The source of these returns is partly structural. Greg Martin, co-founder and managing director of Rainmaker Securities, describes SpaceX’s cap table as unusually restricted: ‘Once they took the chance on Elon, the long-term cap table position turned out to be very scarce because the cap table is managed very tightly.’ Investors who secured positions early were repeatedly offered participation in later rounds unavailable to most institutions. ‘Their early bet on Elon not only paid off for their initial investment, but enabled them to deploy a lot more capital when the business became more and more of an obvious success,’ Martin said.

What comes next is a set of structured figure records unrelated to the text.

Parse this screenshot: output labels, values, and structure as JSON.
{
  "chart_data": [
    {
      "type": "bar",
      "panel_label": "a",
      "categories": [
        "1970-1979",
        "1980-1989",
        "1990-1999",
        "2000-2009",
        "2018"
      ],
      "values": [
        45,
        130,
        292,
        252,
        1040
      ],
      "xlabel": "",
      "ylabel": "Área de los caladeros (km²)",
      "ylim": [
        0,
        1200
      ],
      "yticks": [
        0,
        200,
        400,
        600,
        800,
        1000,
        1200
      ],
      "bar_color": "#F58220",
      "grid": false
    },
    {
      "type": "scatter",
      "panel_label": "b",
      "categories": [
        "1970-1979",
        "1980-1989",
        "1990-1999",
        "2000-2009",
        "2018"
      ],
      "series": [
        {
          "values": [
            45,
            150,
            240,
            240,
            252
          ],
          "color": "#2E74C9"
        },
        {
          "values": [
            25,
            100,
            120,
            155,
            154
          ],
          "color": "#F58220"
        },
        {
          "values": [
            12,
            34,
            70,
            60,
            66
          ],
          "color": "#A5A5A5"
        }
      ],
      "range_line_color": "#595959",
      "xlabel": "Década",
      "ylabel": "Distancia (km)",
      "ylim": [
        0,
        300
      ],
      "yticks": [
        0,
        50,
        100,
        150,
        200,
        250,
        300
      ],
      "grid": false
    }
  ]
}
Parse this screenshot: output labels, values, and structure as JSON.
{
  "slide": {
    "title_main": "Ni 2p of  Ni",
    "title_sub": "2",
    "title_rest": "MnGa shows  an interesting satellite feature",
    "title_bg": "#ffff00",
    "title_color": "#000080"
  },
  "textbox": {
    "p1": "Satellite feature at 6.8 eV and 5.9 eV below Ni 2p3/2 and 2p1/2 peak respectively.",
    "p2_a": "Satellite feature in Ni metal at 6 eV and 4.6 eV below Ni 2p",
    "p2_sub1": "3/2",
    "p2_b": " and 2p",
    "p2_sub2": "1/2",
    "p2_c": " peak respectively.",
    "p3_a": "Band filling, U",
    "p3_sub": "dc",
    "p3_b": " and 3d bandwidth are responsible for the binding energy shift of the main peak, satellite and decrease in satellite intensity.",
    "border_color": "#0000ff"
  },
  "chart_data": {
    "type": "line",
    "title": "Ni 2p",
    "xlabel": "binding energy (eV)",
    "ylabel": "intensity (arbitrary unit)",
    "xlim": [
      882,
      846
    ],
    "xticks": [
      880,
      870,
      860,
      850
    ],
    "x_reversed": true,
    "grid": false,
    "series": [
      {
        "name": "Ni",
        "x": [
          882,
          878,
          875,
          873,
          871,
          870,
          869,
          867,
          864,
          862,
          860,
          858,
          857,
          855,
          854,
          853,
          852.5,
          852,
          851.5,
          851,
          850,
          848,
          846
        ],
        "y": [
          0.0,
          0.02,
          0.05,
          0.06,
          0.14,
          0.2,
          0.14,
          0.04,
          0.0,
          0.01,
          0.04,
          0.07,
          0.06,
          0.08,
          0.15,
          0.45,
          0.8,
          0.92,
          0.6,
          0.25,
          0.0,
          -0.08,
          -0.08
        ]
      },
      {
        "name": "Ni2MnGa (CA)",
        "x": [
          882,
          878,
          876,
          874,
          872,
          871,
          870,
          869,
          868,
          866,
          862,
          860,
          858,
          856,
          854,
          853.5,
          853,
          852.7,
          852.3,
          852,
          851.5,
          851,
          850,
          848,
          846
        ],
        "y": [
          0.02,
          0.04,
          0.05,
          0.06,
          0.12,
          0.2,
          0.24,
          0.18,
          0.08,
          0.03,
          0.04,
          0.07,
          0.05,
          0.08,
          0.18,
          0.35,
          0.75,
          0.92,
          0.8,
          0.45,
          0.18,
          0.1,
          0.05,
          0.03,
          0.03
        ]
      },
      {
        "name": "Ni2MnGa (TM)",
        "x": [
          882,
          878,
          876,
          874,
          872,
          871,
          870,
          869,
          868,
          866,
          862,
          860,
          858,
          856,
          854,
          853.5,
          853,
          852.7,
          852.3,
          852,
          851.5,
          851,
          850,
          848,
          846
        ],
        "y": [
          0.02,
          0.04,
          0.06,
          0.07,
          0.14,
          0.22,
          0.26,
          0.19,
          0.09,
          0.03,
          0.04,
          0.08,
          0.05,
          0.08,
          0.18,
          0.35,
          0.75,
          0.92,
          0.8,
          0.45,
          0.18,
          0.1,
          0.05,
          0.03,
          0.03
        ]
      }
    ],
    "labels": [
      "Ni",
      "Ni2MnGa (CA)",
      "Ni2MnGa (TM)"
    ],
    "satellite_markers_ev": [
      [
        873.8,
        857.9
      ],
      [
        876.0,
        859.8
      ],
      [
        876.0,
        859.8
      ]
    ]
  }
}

Venture firm Founders Fund began backing SpaceX in 2008. Hedge funds Coatue Management and D1 Capital Partners gained exposure through later private rounds. At the Global Alts conference in New York, Coatue founder Philippe Laffont offered his own account of the firm’s edge: ‘Our success is almost by thinking all the things that other people do that don’t make sense, and just, hopefully, by doing those, it’s like 75% of the work.’
Pension funds and university endowments round out the list of winners. Ontario Teachers’ Pension Plan invested more than $200 million in SpaceX in 2019 through a technology-focused investment vehicle, describing it at the time as ‘a compelling investment opportunity’ given its ‘proven track record of technology disruption in the launch space and significant future growth potential in the satellite broadband market.’ Washington University in St. Louis invested roughly $50 million in SpaceX nearly a decade ago; that holding now accounts for more than 10% of the university’s approximately $17 billion endowment, according to Bloomberg News.
The question for those investors now is a practical one: whether a Nasdaq debut at a $1.75 trillion valuation represents an exit, a hold, or an opportunity to attract a new wave of retail capital into a story still, by Wood’s reckoning, in its early chapters. The June 2026 window is the first real test of that thesis.